The nation-state is a European construct that was stamped on the Americas through colonial conquest. Because of its centrality to contemporary world politics, it is essential to retrace the theoretical origins of the nation-state and its historical meanings. It is also important to do so by stepping outside the European context. This article will map out the links between the Hobbesian state of nature, the nation state, and colonial terror. These arguments originate from North American Indigenous academics, with the exception of Beate Jahn, who is a German professor of international relations.

Hobbes’ famous depiction of the state of nature in his canonical Leviathan is familiar: it is “solitary, poor, nasty, brutish and short.” He did not believe that humans were necessarily evil, but were driven to fierce competition due to scarce resources and lack of common authority. Life in the state of nature is characterized by a state of war, where people live under the constant fear of violent death because actions are guided by private judgement. Morality is subjective to the individual and selfish interests. Justice is delivered by a sovereign who uses a set of laws to determine the good and the bad. The Leviathan is the sovereign power that will provide protection in exchange for obedience. Entering into a commonwealth is the solution to violence, chaos, and brutality. The creationist story of the conception the state is entrenched in many other works and historical events, but Hobbes’ work laid down the foundation for the European understanding of the constructed state as a legitimate form of political community. This distinction between civil society and the state of nature became the starting point for European discourse of political organization and government.[1]

Beate Jahn highlights that the state of nature is more than a theoretical construct.  Its legacy as an analytical construct in political theory serves to explore the rise of political communities, although it also has profound cultural and social meanings. The state of nature was developed simultaneously with the Spanish conquest of the Americas, and used to justify a hierarchy of culture because it represented a condition prior to civilized society. Jahn writes that the European “view of the Amerindians as living in the state of nature led to a redefinition of history along a linear time scale providing a secular telos as the basis of the historical process.”[2] This justified the Europeans’ “civilizing mission,” since they thought it necessary to “enlighten” the Indians and bring them into a higher sphere of human advancement.

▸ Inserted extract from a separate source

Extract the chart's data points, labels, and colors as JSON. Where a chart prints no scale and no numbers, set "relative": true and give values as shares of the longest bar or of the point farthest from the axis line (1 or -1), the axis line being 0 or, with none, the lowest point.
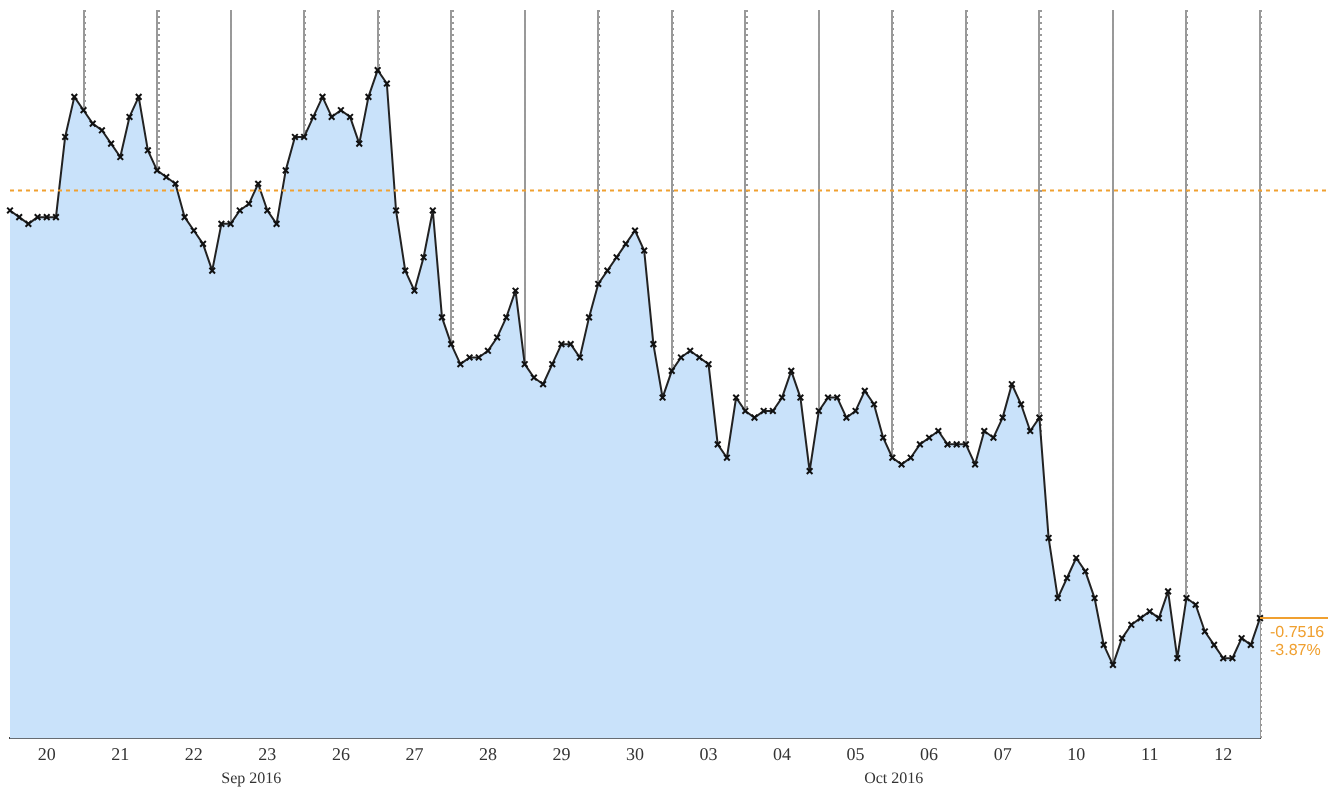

James (Sakéj) Youngblood Henderson and other Indigenous writers highlight that North American Indigenous communities were organized around complex political systems based on kinship networks, customary law, constitutional orders, and organized political proceedings.[3][4] Henderson remarks that to equate Aboriginal culture with lack of political advancement, European political and legal philosophers had to purposefully reject and disregard evidence that they had of the contrary.

“… to equate Aboriginal culture with lack of political advancement, European political and legal philosophers had to purposefully reject and disregard evidence that they had of the contrary.”

The construct of the state of nature, as articulated originally by Hobbes, Rousseau, and Locke, was a foundational construct for the idea of nation-states. Liberal states were the political arrangement that man ought to enter after leaving the state of nature. However, the nation state was synonymous of terror and regress for Indigenous peoples of the world. The imposition of the European artificial state on Indigenous communities by force led to the catastrophes of colonialism. Henderson writes that the state of nature and the nation-state, as a Eurocentric paradigm, were experienced by Indigenous peoples as centuries of domination, oppression, and racism.

The brutality of the Hobbesian State of Nature obscures the violence created by the imposition of the state on unconsenting peoples of the world. For European theorists, the artificial nation-state came as a solution to violence and chaos. For Indigenous peoples, the state itself created and institutionalized terror and violence. To Eurocentric thinkers who continue to allude to the chaos of the state of nature as an alternative to modern states, Henderson answers: “They seem to be unaware that we have been living in the chaos caused by their artificial state and society for the past 400 years.”[5]

The opinions expressed in this article are solely those of the author and they do not reflect the position of the McGill Journal of Political Studies or the Political Science Students’ Association. 

Jeanne would like to thank Professor Christa Scholtz and Professor Catherine Lu for including Critical Voices in their syllabus.

Image by Chris Tolworthy, via Flickr Creative Commons. https://flic.kr/p/nafbGD


[1] Henderson, James (Sakéj) Youngblood, “The Context of the State of Nature,” in Reclaiming Indigenous Voice and Vision, ed. Marie Ann Battiste (Vancouver: UBC Press, 2000), 11-31.

[2] Jahn, Beate. “IR and the state of nature: the cultural origins of a ruling ideology,” Review of International Studies 53, no. 3 (1997): 411-434.

[3] Ladner, Kiera L. “Up the Creek: Fishing for a New Constitutional Order,” Canadian Journal of Political Science 38, no. 4 (2005): 923-953.

[4] Jeremy H.A. Webber and Colin M. Macleod, Between consenting peoples: political community and the meaning of consent (Vancouver: UBC Press, 2010).

[5] Henderson, James (Sakéj) Youngblood, “The Context of the State of Nature,” in Reclaiming Indigenous Voice and Vision, ed. Marie Ann Battiste (Vancouver: UBC Press, 2000), p.32.